Im Topmanagement dreier Firmen bleiben die Männer unter sich
Der Wind- und Solarparkbetreiber Encavis, der Pharmaforschungskonzern Evotec und der Windkraftanlagenbauer Nordex sind die drei Hamburger Unternehmen, in denen weiter ausschließlich Männer die ganz wichtigen Entscheidungen treffen. Gesetzlich verpflichtet sind sie nicht, eine Vorständin zu ernennen. Doch sie müssen sich beim Thema Frauen in Führungspositionen laut Gesetz zumindest feste Ziele setzen. Und wenn das Ziel lautet, keine Frau im Vorstand zu haben, dann müssen sie das ausführlich begründen. Tun sie das nicht, droht ebenfalls ein Bußgeld.

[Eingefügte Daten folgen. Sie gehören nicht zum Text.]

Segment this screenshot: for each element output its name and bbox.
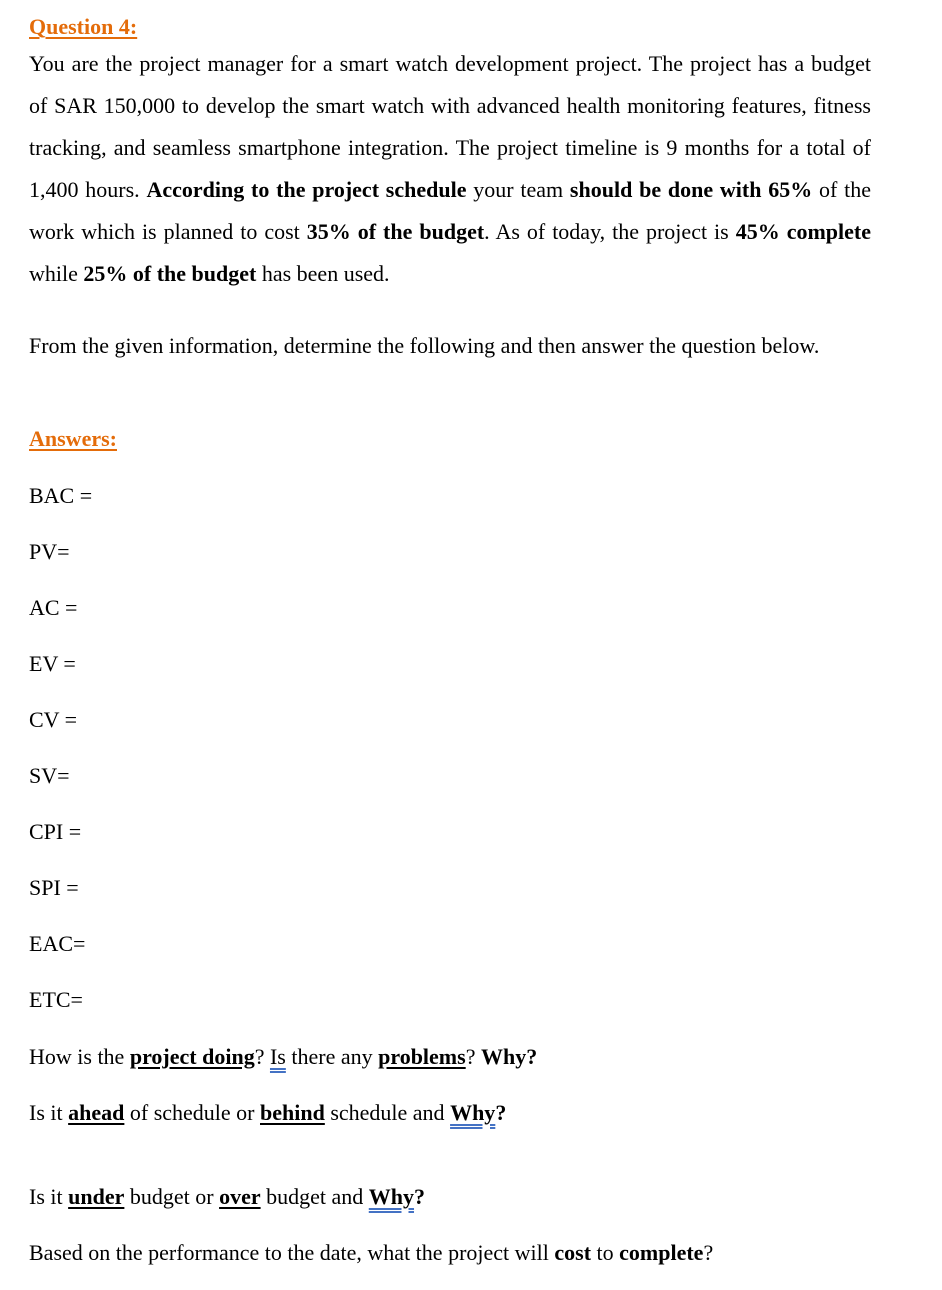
field-eac: EAC=: [29, 931, 86, 956]
question-cost-to-complete: Based on the performance to the date, what the project will cost to complete?: [29, 1240, 714, 1265]
field-cv: CV =: [29, 707, 78, 732]
question-project-doing: How is the project doing? Is there any problems? Why?: [29, 1044, 538, 1069]
field-sv: SV=: [29, 763, 70, 788]
instruction-paragraph: From the given information, determine the following and then answer the question below.: [29, 333, 820, 358]
field-ac: AC =: [29, 595, 78, 620]
field-ev: EV =: [29, 651, 76, 676]
answers-title: Answers:: [29, 426, 117, 451]
field-cpi: CPI =: [29, 819, 82, 844]
field-bac: BAC =: [29, 483, 93, 508]
question-paragraph: You are the project manager for a smart watch development project. The project has a budget of SAR 150,000 to develop the smart watch with advanced health monitoring features, fitness tracking, and seamless smartphone integration. The project timeline is 9 months for a total of 1,400 hours. According to the project schedule your team should be done with 65% of the work which is planned to cost 35% of the budget. As of today, the project is 45% complete while 25% of the budget has been used.: [29, 51, 872, 286]
question-budget: Is it under budget or over budget and Why?: [29, 1184, 426, 1209]
field-pv: PV=: [29, 539, 70, 564]
field-spi: SPI =: [29, 875, 79, 900]
question-schedule: Is it ahead of schedule or behind schedule and Why?: [29, 1100, 507, 1125]
question-title: Question 4:: [29, 14, 138, 39]
field-etc: ETC=: [29, 987, 83, 1012]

„Nordex will bis 2025 eine Frauenquote von mindestens 25 Prozent in Führungspositionen erreichen“, sagt ein Unternehmenssprecher. Schon 2020 habe der Aufsichtsrat dieses Ziel auch für den Vorstand beschlossen. „Vielfalt und Inklusion sind mir wichtig, weil sie Innovation und Entwicklung vorantreiben“, erklärt Vorstandschef José Luis Blanco. Absehbar wird vor Mitte des Jahrzehnts bei Nordex allerdings kein Vorstandsposten frei. Die Verträge der drei Männer laufen bis Mitte und Ende 2025.
Es dürfte noch dauern, bis alle großen Hamburger Unternehmen wenigstens eine Vorstandsfrau haben.